Tra gli arrestati spicca il nome di Maria Angela Di Trapani, moglie di Salvino Madonia, nell’omonimo clan che controlla il mandamento di Resuttana. Secondo le indagini dei carabinieri la donna stava cercando di prendere in mano le redini di Cosa nostra: dalle intercettazioni è emerso che imponeva il pizzo a commercianti, ristoratori e imprenditori. L’hanno fermata i carabinieri assieme ad altre 24 persone ritenute appartenenti al suo clan e alle famiglie mafiose di San Lorenzo, Partanna-Mondello, Tommaso Natale e Pallavicino-Zen.
Oltre duecento i carabinieri di Palermo impegnati nel blitz, con il supporto degli elicotteri del 9° Elinucleo di Boccadifalco, le unità cinofile del Nucleo di Palermo Villagrazia, dei militari del 12° Reggimento Carabinieri Sicilia e dello Squadrone Carabinieri Eliportato “Cacciatori Sicilia”.
I reati contestati sono associazione mafiosa, estorsione consumata e tentata, danneggiamento, favoreggiamento personale, ricettazione. Le indagini coordinate dal procuratore Francesco Lo Voi, dall’aggiunto Salvatore De Luca e dai sostituti Roberto Tartaglia, Annamaria Picozzi e Amelia Luise. Azzerate le famiglie mafiose di San Lorenzo, Partanna Mondello, Tommaso Natale e Pallavicino-Zen (tutte inserite nel mandamento di San Lorenzo) e della famiglia mafiosa di Resuttana (facente invece parte dell’omonimo mandamento unitamente alle famiglie mafiose di Acquasanta e Arenella).
Maria Angela Di Trapani aveva già trascorso sette anni in carcere fino al 2015 quando è uscita per fine pena. È figlia e sorella dei boss Cicco e Nicolò Di Trapani, nonché moglie di Salvino Madonia, ergastolano per una serie di omicidi fra cui quello dell’imprenditore Libero Grassi, simbolo di una lotta al racket pagata con la vita.
Arrestato pure il settantenne Vincenzo Di Maio che gestiva l’Acquasanta. Dentro anche Giovanni Niosi, la cui scarcerazione risaliva ad anni fa, ma il suo nome è tornato di attualità con le dichiarazioni di Giovanni Vitale, uomo del racket a Resuttana. Era Niosi la longa manus del clan mafioso dentro l’ippodromo di Palermo.

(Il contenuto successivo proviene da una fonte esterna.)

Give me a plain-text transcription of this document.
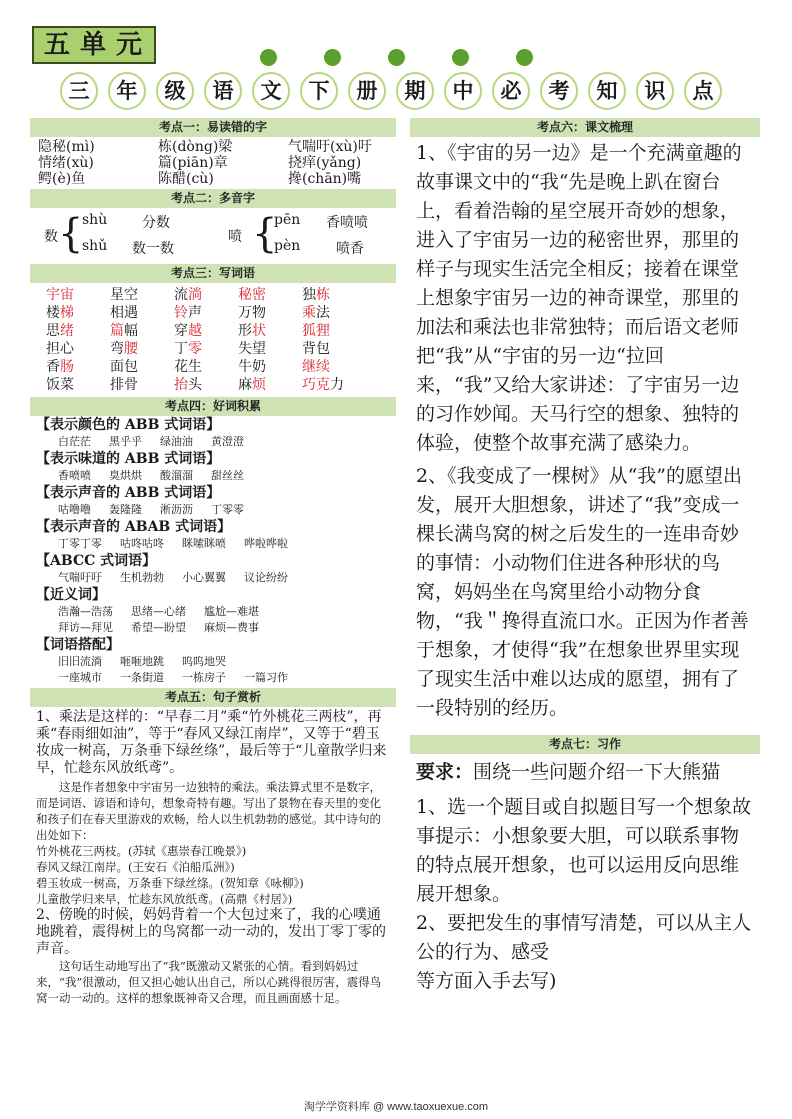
五单元
三	年	级	语	文	下	册	期	中	必	考	知	识	点
考点一：易读错的字
隐秘(mì)	栋(dòng)梁	气喘吁(xù)吁
情绪(xù)	篇(piān)章	挠痒(yǎng)
鳄(è)鱼	陈醋(cù)	搀(chān)嘴
考点二：多音字
数 {
shù 分数
shǔ 数一数
喷 {
pēn 香喷喷
pèn	喷香
考点三：写词语
宇宙	星空	流淌	秘密	独栋
楼梯	相遇	铃声	万物	乘法
思绪	篇幅	穿越	形状	狐狸
担心	弯腰	丁零	失望	背包
香肠	面包	花生	牛奶	继续
饭菜	排骨	抬头	麻烦	巧克力
考点四：好词积累
【表示颜色的 ABB 式词语】
白茫茫 黑乎乎 绿油油 黄澄澄
【表示味道的 ABB 式词语】
香喷喷 臭烘烘 酸溜溜 甜丝丝
【表示声音的 ABB 式词语】
咕噜噜 轰隆隆 淅沥沥 丁零零
【表示声音的 ABAB 式词语】
丁零丁零 咕咚咕咚 眯嗦眯喷 哗啦哗啦
【ABCC 式词语】
气喘吁吁 生机勃勃 小心翼翼 议论纷纷
【近义词】
浩瀚—浩荡 思绪—心绪 尴尬—难堪
拜访—拜见 希望—盼望 麻烦—费事
【词语搭配】
旧旧流淌 咂咂地跳 呜呜地哭
一座城市 一条街道 一栋房子 一篇习作
考点五：句子赏析
1、乘法是这样的：“早春二月”乘“竹外桃花三两枝”，再乘“春雨细如油”，等于“春风又绿江南岸”，又等于“碧玉妆成一树高，万条垂下绿丝绦”，最后等于“儿童散学归来早，忙趁东风放纸鸢”。
这是作者想象中宇宙另一边独特的乘法。乘法算式里不是数字，而是词语、谚语和诗句，想象奇特有趣。写出了景物在春天里的变化和孩子们在春天里游戏的欢畅，给人以生机勃勃的感觉。其中诗句的出处如下：
竹外桃花三两枝。(苏轼《惠崇春江晚景》)
春风又绿江南岸。(王安石《泊船瓜洲》)
碧玉妆成一树高，万条垂下绿丝绦。(贺知章《咏柳》)
儿童散学归来早，忙趁东风放纸鸢。(高鼎《村居》)
2、傍晚的时候，妈妈背着一个大包过来了，我的心噗通地跳着，震得树上的鸟窝都一动一动的，发出丁零丁零的声音。
这句话生动地写出了“我”既激动又紧张的心情。看到妈妈过来，“我”很激动，但又担心她认出自己，所以心跳得很厉害，震得鸟窝一动一动的。这样的想象既神奇又合理，而且画面感十足。
考点六：课文梳理
1、《宇宙的另一边》是一个充满童趣的故事课文中的“我“先是晚上趴在窗台上，看着浩翰的星空展开奇妙的想象，进入了宇宙另一边的秘密世界，那里的样子与现实生活完全相反；接着在课堂上想象宇宙另一边的神奇课堂，那里的加法和乘法也非常独特；而后语文老师把“我”从“宇宙的另一边“拉回来，“我”又给大家讲述：了宇宙另一边的习作妙闻。天马行空的想象、独特的体验，使整个故事充满了感染力。
2、《我变成了一棵树》从“我”的愿望出发，展开大胆想象，讲述了“我”变成一棵长满鸟窝的树之后发生的一连串奇妙的事情：小动物们住进各种形状的鸟窝，妈妈坐在鸟窝里给小动物分食物，“我＂搀得直流口水。正因为作者善于想象，才使得“我”在想象世界里实现了现实生活中难以达成的愿望，拥有了一段特别的经历。
考点七：习作
要求：围绕一些问题介绍一下大熊猫
1、选一个题目或自拟题目写一个想象故事提示：小想象要大胆，可以联系事物的特点展开想象，也可以运用反向思维展开想象。
2、要把发生的事情写清楚，可以从主人公的行为、感受
等方面入手去写)
淘学学资料库 @ www.taoxuexue.com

Dalle indagini della procura distrettuale antimafia diretta da Francesco Lo Voi è emerso che nel centro di Palermo si continua a pagare il pizzo, nonostante le denunce e le manifestazioni degli anni scorsi. Pagano i negozianti, i titolari di noti ristoranti, pagano gli imprenditori impegnati nelle ristrutturazioni di edifici. E chi prova a ribellarsi, viene intimidito. Con l’attak nelle saracinesche o addirittura con attentati incendiari.